Vous affichez votre passion pour la formule 1. Que pense le militant libéral du Grand Prix de Francorchamps, maintenu à grand renfort de deniers publics ?

C'est un événement vital pour le rayonnement de la Belgique. Le coût pour la Région wallonne s'élève, je crois, entre 4 et 5 millions d'euros par an. C'est une dépense bien plus utile que nombre de campagnes de communication, par exemple pour promouvoir la semaine de la frite. Spa-Francorchamps, c'est un circuit mythique. Moi, je pense qu'on doit davantage investir dans cet outil, pour qu'il donne le maximum de ce qu'il peut donner. On devrait se battre pour accueillir le championnat du monde moto, et créer un pôle de technologie liée à la compétition automobile.

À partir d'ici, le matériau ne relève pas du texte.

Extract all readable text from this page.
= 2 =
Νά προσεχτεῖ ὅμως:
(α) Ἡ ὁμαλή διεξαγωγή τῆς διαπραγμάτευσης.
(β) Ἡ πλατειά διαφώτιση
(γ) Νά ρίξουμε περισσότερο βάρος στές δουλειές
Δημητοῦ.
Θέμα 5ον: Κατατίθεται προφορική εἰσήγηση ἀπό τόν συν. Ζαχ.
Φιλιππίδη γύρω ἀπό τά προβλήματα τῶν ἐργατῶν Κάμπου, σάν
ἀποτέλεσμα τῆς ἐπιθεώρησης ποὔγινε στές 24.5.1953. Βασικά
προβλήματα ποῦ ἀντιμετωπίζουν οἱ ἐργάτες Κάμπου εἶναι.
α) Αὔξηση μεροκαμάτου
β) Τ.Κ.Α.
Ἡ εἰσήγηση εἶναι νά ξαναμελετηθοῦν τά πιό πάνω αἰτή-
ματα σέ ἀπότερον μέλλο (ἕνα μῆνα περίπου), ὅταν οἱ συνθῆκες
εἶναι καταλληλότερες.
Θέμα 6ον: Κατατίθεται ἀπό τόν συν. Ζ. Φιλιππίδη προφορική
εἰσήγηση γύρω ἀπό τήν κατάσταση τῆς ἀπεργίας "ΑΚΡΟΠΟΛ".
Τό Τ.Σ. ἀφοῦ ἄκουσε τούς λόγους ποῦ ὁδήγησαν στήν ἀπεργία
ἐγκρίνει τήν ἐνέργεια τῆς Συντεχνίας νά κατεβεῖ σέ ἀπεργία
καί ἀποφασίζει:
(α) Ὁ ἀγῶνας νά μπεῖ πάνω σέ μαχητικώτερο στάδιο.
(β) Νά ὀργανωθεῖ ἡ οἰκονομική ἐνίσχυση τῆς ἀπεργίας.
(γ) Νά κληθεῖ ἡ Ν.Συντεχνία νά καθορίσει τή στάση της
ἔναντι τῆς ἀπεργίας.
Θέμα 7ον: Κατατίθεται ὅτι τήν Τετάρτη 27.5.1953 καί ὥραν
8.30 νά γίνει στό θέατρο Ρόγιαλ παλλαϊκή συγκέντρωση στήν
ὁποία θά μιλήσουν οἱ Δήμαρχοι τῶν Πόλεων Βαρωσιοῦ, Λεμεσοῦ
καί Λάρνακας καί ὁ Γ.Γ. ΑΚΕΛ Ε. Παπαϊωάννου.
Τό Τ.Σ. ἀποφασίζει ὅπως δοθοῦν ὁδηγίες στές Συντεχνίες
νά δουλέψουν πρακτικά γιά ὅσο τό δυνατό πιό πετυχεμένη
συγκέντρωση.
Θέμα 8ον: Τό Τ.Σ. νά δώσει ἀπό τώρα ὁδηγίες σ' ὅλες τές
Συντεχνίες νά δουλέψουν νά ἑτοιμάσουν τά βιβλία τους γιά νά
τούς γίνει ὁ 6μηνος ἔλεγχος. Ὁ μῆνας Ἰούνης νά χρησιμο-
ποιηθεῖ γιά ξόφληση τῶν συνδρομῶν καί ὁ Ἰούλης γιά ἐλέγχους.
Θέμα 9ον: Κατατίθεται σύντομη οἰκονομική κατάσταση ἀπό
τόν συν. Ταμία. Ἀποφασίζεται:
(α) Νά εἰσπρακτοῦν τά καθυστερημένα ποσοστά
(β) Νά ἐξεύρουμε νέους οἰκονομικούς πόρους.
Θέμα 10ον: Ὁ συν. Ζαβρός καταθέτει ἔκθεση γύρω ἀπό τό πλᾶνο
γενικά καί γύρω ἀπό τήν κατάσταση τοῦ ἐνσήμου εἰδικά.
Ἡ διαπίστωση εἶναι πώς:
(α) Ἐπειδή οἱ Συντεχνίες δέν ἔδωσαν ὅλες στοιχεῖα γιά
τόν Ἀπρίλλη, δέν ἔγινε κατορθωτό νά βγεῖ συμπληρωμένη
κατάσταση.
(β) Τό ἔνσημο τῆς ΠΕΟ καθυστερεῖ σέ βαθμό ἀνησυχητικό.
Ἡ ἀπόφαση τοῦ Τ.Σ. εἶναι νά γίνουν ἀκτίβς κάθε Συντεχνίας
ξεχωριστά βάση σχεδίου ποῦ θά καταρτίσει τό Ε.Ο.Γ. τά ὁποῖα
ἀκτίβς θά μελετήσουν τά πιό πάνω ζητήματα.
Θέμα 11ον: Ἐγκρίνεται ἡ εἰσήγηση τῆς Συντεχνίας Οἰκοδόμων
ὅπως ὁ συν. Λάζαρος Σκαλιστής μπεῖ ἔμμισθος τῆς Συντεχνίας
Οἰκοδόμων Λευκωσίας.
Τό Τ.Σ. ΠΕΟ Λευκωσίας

Organiser le Grand Prix de Belgique une année sur deux, en alternance avec la France, c'est une solution ?

Pour moi, on doit le garder chaque année. Cela rejoint ce que j'ai dit sur Mons. On doit avoir de l'ambition pour notre région. En Belgique, avoir une trop belle femme, c'est mal vu. Avoir un trop beau costume, ça va pas non plus. C'est regrettable...

En 2007, vous déclariez à propos du voile islamique : "Prétendre qu'on vit dans une société ouverte mais interdire aux femmes musulmanes de porter le voile, ou aux homosexuels de vivre leur différence au grand jour, ce n'est pas accepter l'autre, c'est vouloir que l'autre soit comme moi." Vous maintenez ?

C'est une position personnelle. Elle n'engage pas mon parti. Mais je n'ai pas changé d'avis. Quand on a interdit le port du voile dans les écoles, on a dû en même temps interdire la croix autour du cou. Pendant des décennies, on a toléré des signes religieux ostentatoires, mais quand il s'agit de la religion musulmane, là, on fait marche arrière... Le problème, j'en suis conscient, c'est que le voile peut être conçu comme un signe de domination de l'homme sur la femme. Mais ce qui me dérange, c'est que au nom de certaines filles à qui on l'impose, on l'a interdit pour toutes les autres. Vous savez, il y a aussi des garçons qui font pression sur leur copine pour qu'elle porte une minijupe, histoire de frimer. On va l'interdire pour toutes les filles, sous prétexte que certaines sont forcées ? Cela n'a aucun sens. Si on interdit tout choix possible lorsque le choix pourrait être dicté par quelqu'un d'autre, alors on quitte la société libérale. Et l'Etat n'aura plus qu'à dire comment s'habiller de la tête aux pieds.